One of the internet’s original architects, Sir Tim Berners-Lee, has commented that he feels the values of privacy are being eroded from his construction.

But this is evidently modern society – with the citizens of the Earth, or at least, the Western world, so keen to share their lives with each other online, there is a voluntary goldmine people can harvest. And not even the flimsy Facebook Privacy settings can save this.

Cliché dictate all of these discussions should mention George Orwell’s breathless dystopic masterpiece 1984. Certainly, this is a perfect realisation of the conspiracy of omnipotent forces observing our every move, but it is doubtful it was foreseen we would do this voluntarily with companies who we let follow us in favour of us getting nothing at all other than being the target.

And all this comes before the routine surveillance of bank cards, fingerpints, passport and all other devices.

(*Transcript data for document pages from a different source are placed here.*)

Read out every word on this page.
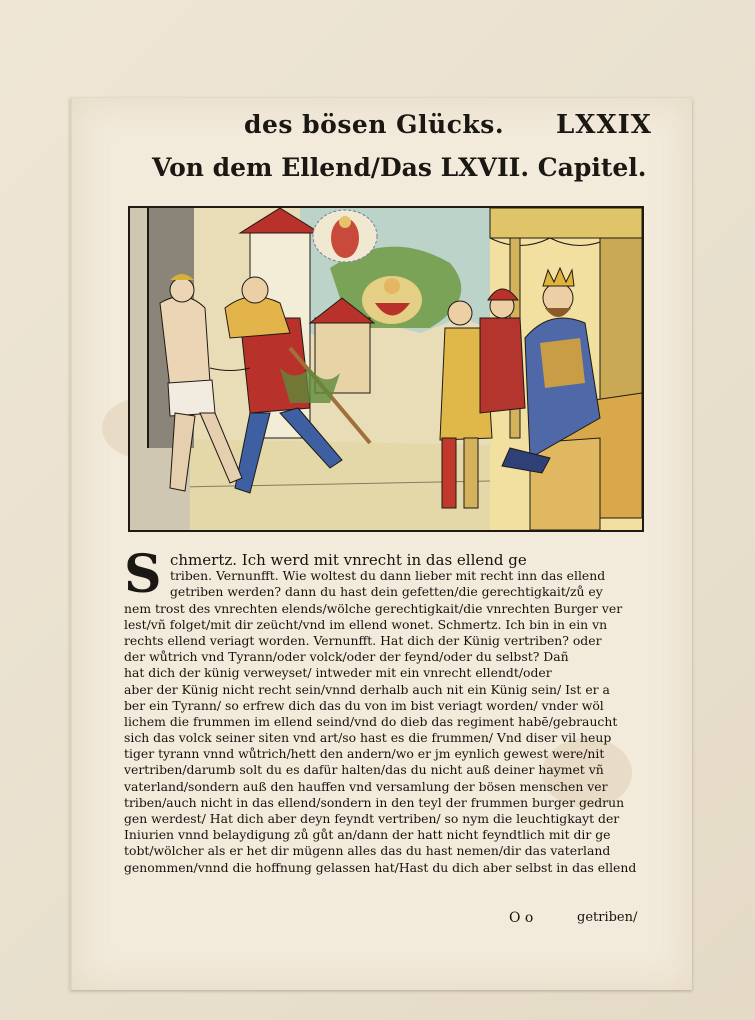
des bösen Glücks. LXXIX
Von dem Ellend/Das LXVII. Capitel.
S chmertz. Ich werd mit vnrecht in das ellend ge
triben. Vernunfft. Wie woltest du dann lieber mit recht inn das ellend
getriben werden? dann du hast dein gefetten/die gerechtigkait/zů ey
nem trost des vnrechten elends/wölche gerechtigkait/die vnrechten Burger ver
lest/vñ folget/mit dir zeücht/vnd im ellend wonet. Schmertz. Ich bin in ein vn
rechts ellend veriagt worden. Vernunfft. Hat dich der Künig vertriben? oder
der wůtrich vnd Tyrann/oder volck/oder der feynd/oder du selbst? Dañ
hat dich der künig verweyset/ intweder mit ein vnrecht ellendt/oder
aber der Künig nicht recht sein/vnnd derhalb auch nit ein Künig sein/ Ist er a
ber ein Tyrann/ so erfrew dich das du von im bist veriagt worden/ vnder wöl
lichem die frummen im ellend seind/vnd do dieb das regiment habē/gebraucht
sich das volck seiner siten vnd art/so hast es die frummen/ Vnd diser vil heup
tiger tyrann vnnd wůtrich/hett den andern/wo er jm eynlich gewest were/nit
vertriben/darumb solt du es dafür halten/das du nicht auß deiner haymet vñ
vaterland/sondern auß den hauffen vnd versamlung der bösen menschen ver
triben/auch nicht in das ellend/sondern in den teyl der frummen burger gedrun
gen werdest/ Hat dich aber deyn feyndt vertriben/ so nym die leuchtigkayt der
Iniurien vnnd belaydigung zů gůt an/dann der hatt nicht feyndtlich mit dir ge
tobt/wölcher als er het dir mügenn alles das du hast nemen/dir das vaterland
genommen/vnnd die hoffnung gelassen hat/Hast du dich aber selbst in das ellend
O o	getriben/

Talk like this makes it easy to make people believe in conspiracy theories. In one case it is easy to try to hold onto a rational view because, if such a thing can prevent terrorism, then it is legitimately saving lives. But it is hard to avoid being paranoid knowing everything you say online in any context is potentially in the threat of being seized upon, regardless of motive.

Plus its not so long ago the government was renowned for leaving various high security files in taxis, trains, bins, McDonald’s – in one case, sensitive personal data was left on a roundabout near Exeter Airport. The implications of recklessness with this information could be monstrous, and knowing the reliability of the government we can hardly be confident something won’t go missing.

In the meantime, it also points to an age where you have to monitor what you say. The only way privacy can now exist appears to be if you avoid the internet altogether, and by becoming reliant on the sort of technology spy films use. But as long as you’re plugged in, the chances of that are at best remote and at worst non-existent.
 
This is arguably long overdue given that Twitter is a minefield of ill-informed and potentially libellous conversation. But that doesn't mean to say it's a helpful proposition to contend with.
 
This is also a hammer blow for the credibility of governments. It can be hard to say you are trying to protect liberties while doing this, and it puts questions on a variety of matters.

A big overall reaching question is one asking to what limit this will go to. If those at the top can now monitor everything we say, when will they stop?